Dual-Modal Optical-based In-Vivo Imaging Using Rare-Earth Doped Nanoprobes
Mesenchymal stem cells (MSCs) were found to be effective in repairing the damaged brain of animals with ischemic brain injury. However, the behavior, distribution and fate of these cells after implantation which gives very important information on cell dynamics and interactions with the host central nervous system is still unknown. Minimally-invasive functional imaging techniques have driven much advancement in medical sciences. One of the challenges in minimally-invasive functional imaging is to achieve both high resolution and SNR. Multi-modal imaging is emerging as a strategy to overcome this challenge by combining two or more imaging modalities. In this project, we seek to combine shortwave infrared (SWIR) and photoacoustic (PA) imaging into one versatile minimally-invasive molecular imaging platform utilizing polymer coated Rare Earth Doped Nanoparticles (REDNs), as imaging probes. Not only do the REDNs enhance SNR and improve resolution, but the REDNs also provide an added analytic ability at the cellular level using the functional relationships between the probes and biological systems.
Preventing Chemotherapy-Induced Peripheral Neuropathy
Chemotherapy-induced peripheral neuropathy (CIPN) is a major dose limiting side effect of several commonly used chemotherapeutic agents, often leading to treatment discontinuation. Up to 20% of patients treated with weekly paclitaxel experience severe CIPN and it is noteworthy that no effective treatment has been established so far. In this study, we assess the effect of hypothermia in preventing CIPN in healthy subjects and then, cancer subjects undergoing adjuvant paclitaxel chemotherapy. This study may contribute to alleviating dose-limitation due to CIPN and increase the likelihood of success of chemotherapy.
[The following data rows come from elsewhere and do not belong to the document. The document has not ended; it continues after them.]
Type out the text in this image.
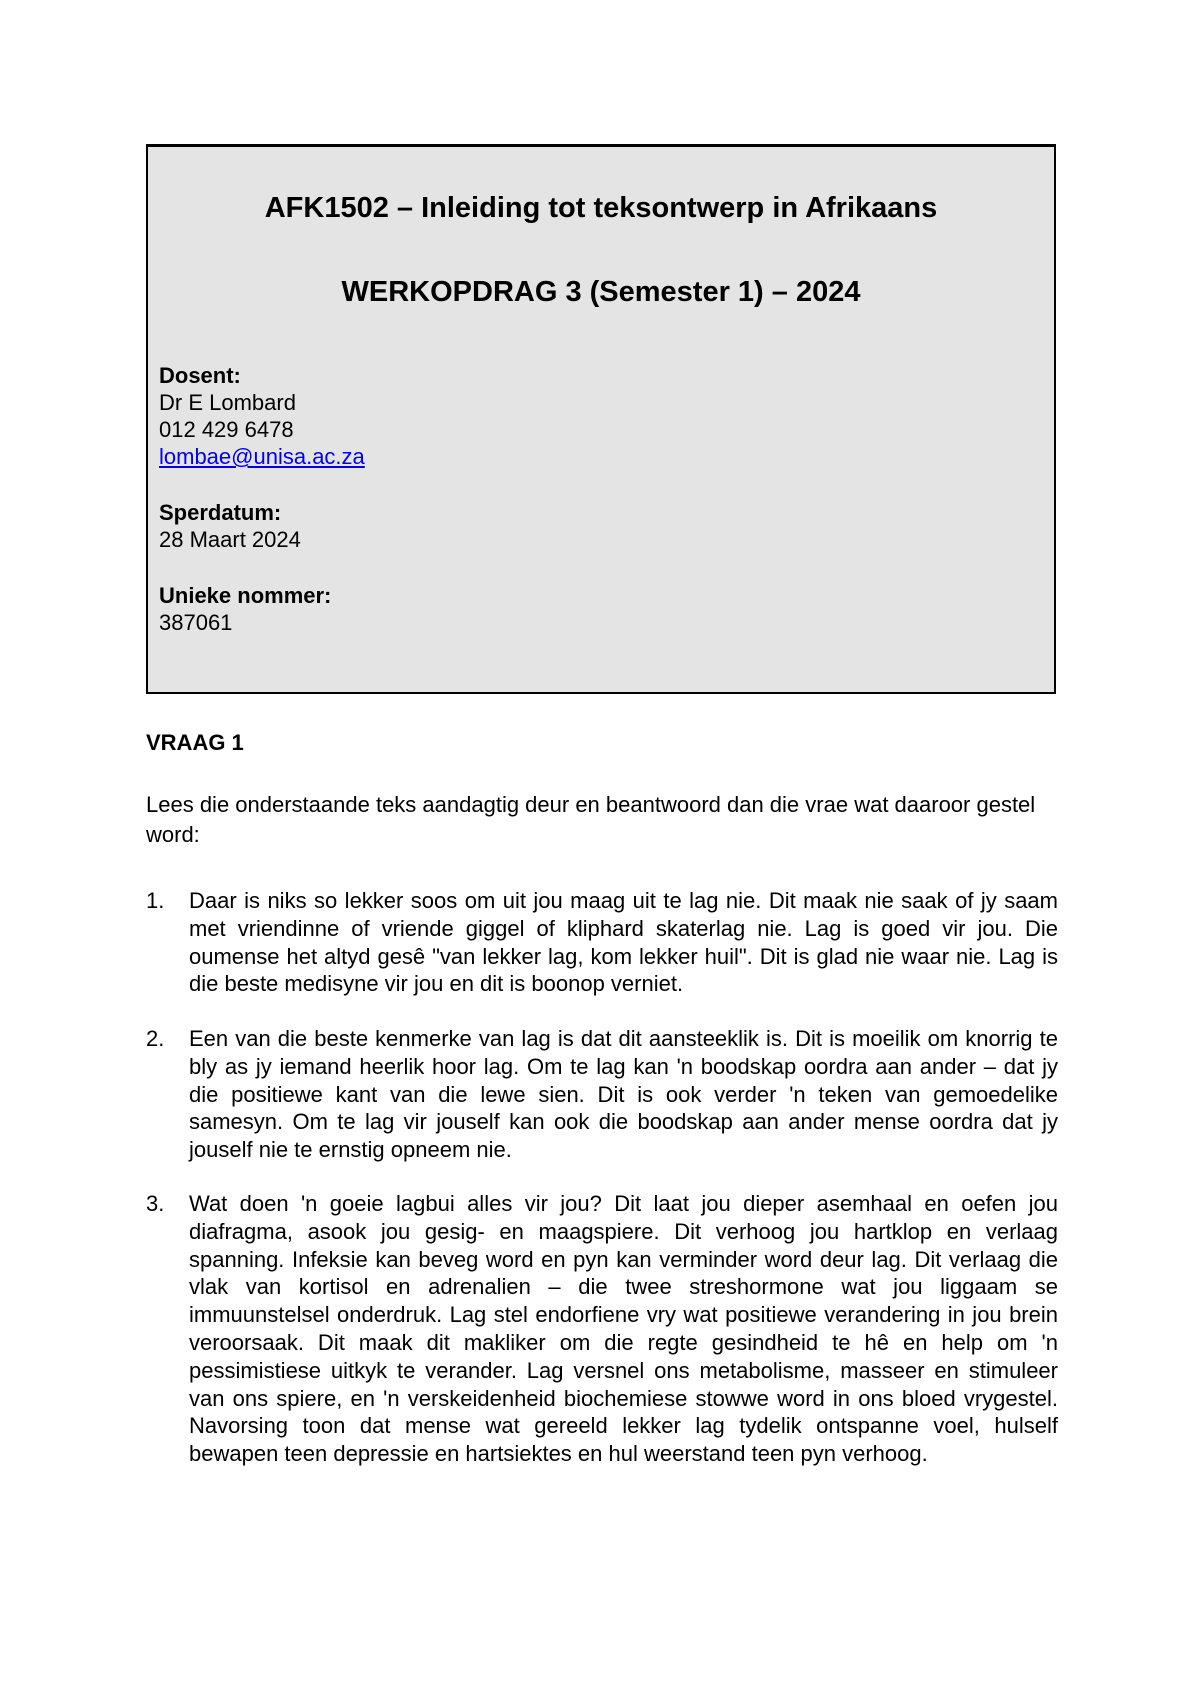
AFK1502 – Inleiding tot teksontwerp in Afrikaans
WERKOPDRAG 3 (Semester 1) – 2024
Dosent:
Dr E Lombard
012 429 6478
lombae@unisa.ac.za
Sperdatum:
28 Maart 2024
Unieke nommer:
387061
VRAAG 1

Lees die onderstaande teks aandagtig deur en beantwoord dan die vrae wat daaroor gestel word:

1. Daar is niks so lekker soos om uit jou maag uit te lag nie. Dit maak nie saak of jy saam met vriendinne of vriende giggel of kliphard skaterlag nie. Lag is goed vir jou. Die oumense het altyd gesê "van lekker lag, kom lekker huil". Dit is glad nie waar nie. Lag is die beste medisyne vir jou en dit is boonop verniet.

2. Een van die beste kenmerke van lag is dat dit aansteeklik is. Dit is moeilik om knorrig te bly as jy iemand heerlik hoor lag. Om te lag kan 'n boodskap oordra aan ander – dat jy die positiewe kant van die lewe sien. Dit is ook verder 'n teken van gemoedelike samesyn. Om te lag vir jouself kan ook die boodskap aan ander mense oordra dat jy jouself nie te ernstig opneem nie.

3. Wat doen 'n goeie lagbui alles vir jou? Dit laat jou dieper asemhaal en oefen jou diafragma, asook jou gesig- en maagspiere. Dit verhoog jou hartklop en verlaag spanning. Infeksie kan beveg word en pyn kan verminder word deur lag. Dit verlaag die vlak van kortisol en adrenalien – die twee streshormone wat jou liggaam se immuunstelsel onderdruk. Lag stel endorfiene vry wat positiewe verandering in jou brein veroorsaak. Dit maak dit makliker om die regte gesindheid te hê en help om 'n pessimistiese uitkyk te verander. Lag versnel ons metabolisme, masseer en stimuleer van ons spiere, en 'n verskeidenheid biochemiese stowwe word in ons bloed vrygestel. Navorsing toon dat mense wat gereeld lekker lag tydelik ontspanne voel, hulself bewapen teen depressie en hartsiektes en hul weerstand teen pyn verhoog.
Investigation of Cortical Neurovascular Functions and Therapy for Hyperacute Ischemia
This study focuses on investigating the cerebral neurovascular function changes affected by hyperacute ischemic stroke, as well as the progressive changes of the affected cortical regions (i.e., ischemic core and penumbra). Using the developed novel combination of electrocorticography (ECoG) recordings and functional photoacoustic microscopy (fPAM) imaging (i.e., ECoG-fPAM) we investigate cortical functions after photothrombotic ischemia (PTI) in a rat ischemia model. The cortical functions are assessed over a chosen ischemic region via somatosensory-evoked potential (SSEP), resting-state ECoG signals (i.e., alpha-to-delta (ADR) ratio) and evoked hemodynamic responses (i.e., cerebral blood volume (CBV) and hemoglobin oxygen saturation (SO2)). Histological assessment method (2, 3, 5-triphenyl-tetrazolium chloride (TTC) staining) is also used to assess the infarct volume induced by ischemia. In addition, the neuroprotective effect of sensory stimulation as a non-invasive therapeutic intervention for hyperacute ischemia is evaluated in the affected animals.